Sądzę, że bez Rosji, PUT (a więc bez R) może również powstać i w trudzie i znoju skutecznie budować dobrostan swych krajów. W trudzie i znoju, ponieważ nie wykluczone, że poza tandemem Rosja/Niemcy także zaoceaniczni globaliści mogą przeciwdziałać powstaniu i rozwojowi bloku. Mam tu jednak nadzieję, że ci z USA może przyjmą, iż na PUT da się patrzeć jako na twór przejściowy do budowy imperium "od Lizbony do Władywostoku" - bo to przecież ich idea. Zresztą bedą mieli w PUT swojego człowieka, tj. Zjednoczone Królestwo, chociaż stosunki Bidena z Johnsonem są fatalne. No, ale to są jednostki, na które można nacisnąć, albo wymienić, albo wyeliminować.
Z Rosją w bloku (a więc PUTR) globaliści - mając znacznie ograniczoną swobodę manewru - mogą odwrócić postrzeganie i dać w tyłek Niemcom (Żydzi, zgodnie z nakazem biblijnym, praktykują zemstę do siódmego pokolenia a od Oświęcimia mineły raptem trzy...).W takim przypadku zyskaliby (US-globaliści) jakiś pozytywny "interface" z PUTR. Wielce prawdopodobne, że po jakimś czasie to Niemcy będa pukać do drzwi bloku.
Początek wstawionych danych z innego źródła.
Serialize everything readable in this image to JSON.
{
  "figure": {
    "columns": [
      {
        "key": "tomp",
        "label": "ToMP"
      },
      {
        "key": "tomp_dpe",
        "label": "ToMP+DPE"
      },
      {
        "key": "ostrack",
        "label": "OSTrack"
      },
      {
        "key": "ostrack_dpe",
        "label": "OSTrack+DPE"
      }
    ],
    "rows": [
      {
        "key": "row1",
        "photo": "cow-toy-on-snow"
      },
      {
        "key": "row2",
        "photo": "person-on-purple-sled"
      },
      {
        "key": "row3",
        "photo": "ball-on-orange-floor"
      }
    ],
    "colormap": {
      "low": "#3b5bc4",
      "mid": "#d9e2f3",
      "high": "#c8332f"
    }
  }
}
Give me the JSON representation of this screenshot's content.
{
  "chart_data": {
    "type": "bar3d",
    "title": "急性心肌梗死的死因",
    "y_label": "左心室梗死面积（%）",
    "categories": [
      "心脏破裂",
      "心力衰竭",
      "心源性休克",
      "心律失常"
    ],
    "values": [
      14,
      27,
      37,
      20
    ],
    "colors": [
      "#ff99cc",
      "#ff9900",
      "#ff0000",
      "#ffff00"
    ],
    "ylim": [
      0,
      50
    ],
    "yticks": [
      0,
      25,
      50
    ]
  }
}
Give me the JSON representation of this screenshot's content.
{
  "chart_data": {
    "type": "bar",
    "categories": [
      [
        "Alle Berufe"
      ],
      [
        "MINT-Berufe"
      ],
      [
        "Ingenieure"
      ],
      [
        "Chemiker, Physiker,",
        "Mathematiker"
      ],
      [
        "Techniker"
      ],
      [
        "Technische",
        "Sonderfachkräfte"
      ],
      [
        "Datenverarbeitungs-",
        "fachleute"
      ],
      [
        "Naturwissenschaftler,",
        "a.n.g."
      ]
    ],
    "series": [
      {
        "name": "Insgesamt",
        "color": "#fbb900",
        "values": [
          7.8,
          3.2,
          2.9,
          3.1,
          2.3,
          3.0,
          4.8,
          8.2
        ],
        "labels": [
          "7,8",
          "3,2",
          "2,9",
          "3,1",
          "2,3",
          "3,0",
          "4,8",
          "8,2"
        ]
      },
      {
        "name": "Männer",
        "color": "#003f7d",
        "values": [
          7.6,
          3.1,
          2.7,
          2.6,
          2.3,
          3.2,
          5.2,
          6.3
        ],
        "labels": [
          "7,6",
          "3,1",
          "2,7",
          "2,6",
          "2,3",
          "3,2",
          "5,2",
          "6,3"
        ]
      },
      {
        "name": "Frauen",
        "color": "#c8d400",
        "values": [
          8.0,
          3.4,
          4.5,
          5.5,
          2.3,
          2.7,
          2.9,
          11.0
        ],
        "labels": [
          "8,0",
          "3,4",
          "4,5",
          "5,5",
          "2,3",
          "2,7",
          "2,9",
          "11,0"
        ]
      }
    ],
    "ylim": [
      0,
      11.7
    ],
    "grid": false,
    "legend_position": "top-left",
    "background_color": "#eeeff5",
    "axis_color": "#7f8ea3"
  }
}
Gdyby zostali przyjęci, nie wykluczałbym tego z definicji, to ktoś słusznie zauważy: panie, przecież pan optuje na rzecz imperium od Lizbony do Władywostoku ! Przyznam, że tak, ale w sensie bloku gospodarczego. Bo jestem domorosłym globalistą, w owym gospodarczym wymiarze. Jestem 80+ i gdzieś od około 60-ciu lat już nie oczyma cielęcia, obserwuję co się wokół dzieje. Procesu globalizacji, w praktyce postępującego na gruncie technologii i gospodarki - zatrzymać się nie da. Dla nas ważne jest jaką będziemy mieć - my Polacy i nasze państwo Polska - pozycję w strukturze zglobalizowanej. Przynależąc do tercetu "ojców założycieli" (Polska-UK-Turcja) możemy i powinniśmy się w tym trójkącie wzajemnie wspierać stanowiąc wówczas, wewnątrz PUTR, byt o silnej pozycji w partnerstwie z Rosją. I wtedy, ku..a, ujmując metaforycznie, żaden osioł nie będzie pouczał naszych już uczciwych sędziów jak i jakie mają ferować wyroki. W tych warunkach, zresztą już z chwilą wypowiedzenia członkostwa w UE, rozwalenie V kolumny będzie sprawą banalną. Osobnicy w rodzaju szwarc-charakteru D. Tuska, postaci w gruncie rzeczy tragikomicznej w swym komediodramacie - szybko zostaną odesłani do politycznego niebytu.
---
Jeżeli ktoś mi zarzuci bujanie w strefie marzeń, to się nie obrażę. Tak, to moje marzenia, ale będę oczekiwał, że adwersarz przeciwstawi jakiś kontr-pomysł. A jest potrzebny, bo jak chyba trafnie zauważyłem w poprzedniej notce - stoimy nad przepaścią a z drugiej strony gęsta, szara mgła. Pisząc ten tekst, ostatni z serii, starałem się kierować inżynierską logiką, po części też językiem - dla ułatwienia lektury. Przyświecała mi myśl o tym by Wam młodym w miarę prosto wskazać potrzebę odrzucenia wbitych do głów wielu stereotypów. Jednym z nich jest zespół (chorobowy) "Putina-mordercy", albo "Rosji-imperium zła". Myślę, że Putinowi daleko do liczby wyroków jakie zadecydował Bush senior, "w interesie bezpieczeństwa narodowego USA" - gdy był dyrektorem CIA. Z kolei, w którym przypadku BESTIA dokonała większej zbrodni: Katyń, czy Oświęcim? Na ile porównywalne są wojny Rosji w Czeczenii i sprowokowana w Gruzji, z ludobójczą (i "przyrodobójczą") wojną w Wietnamie? Chodzi też o stereotypy wynikłe z wieloletniego uprawiania wobec nas pedagogiki wstydu i strachu.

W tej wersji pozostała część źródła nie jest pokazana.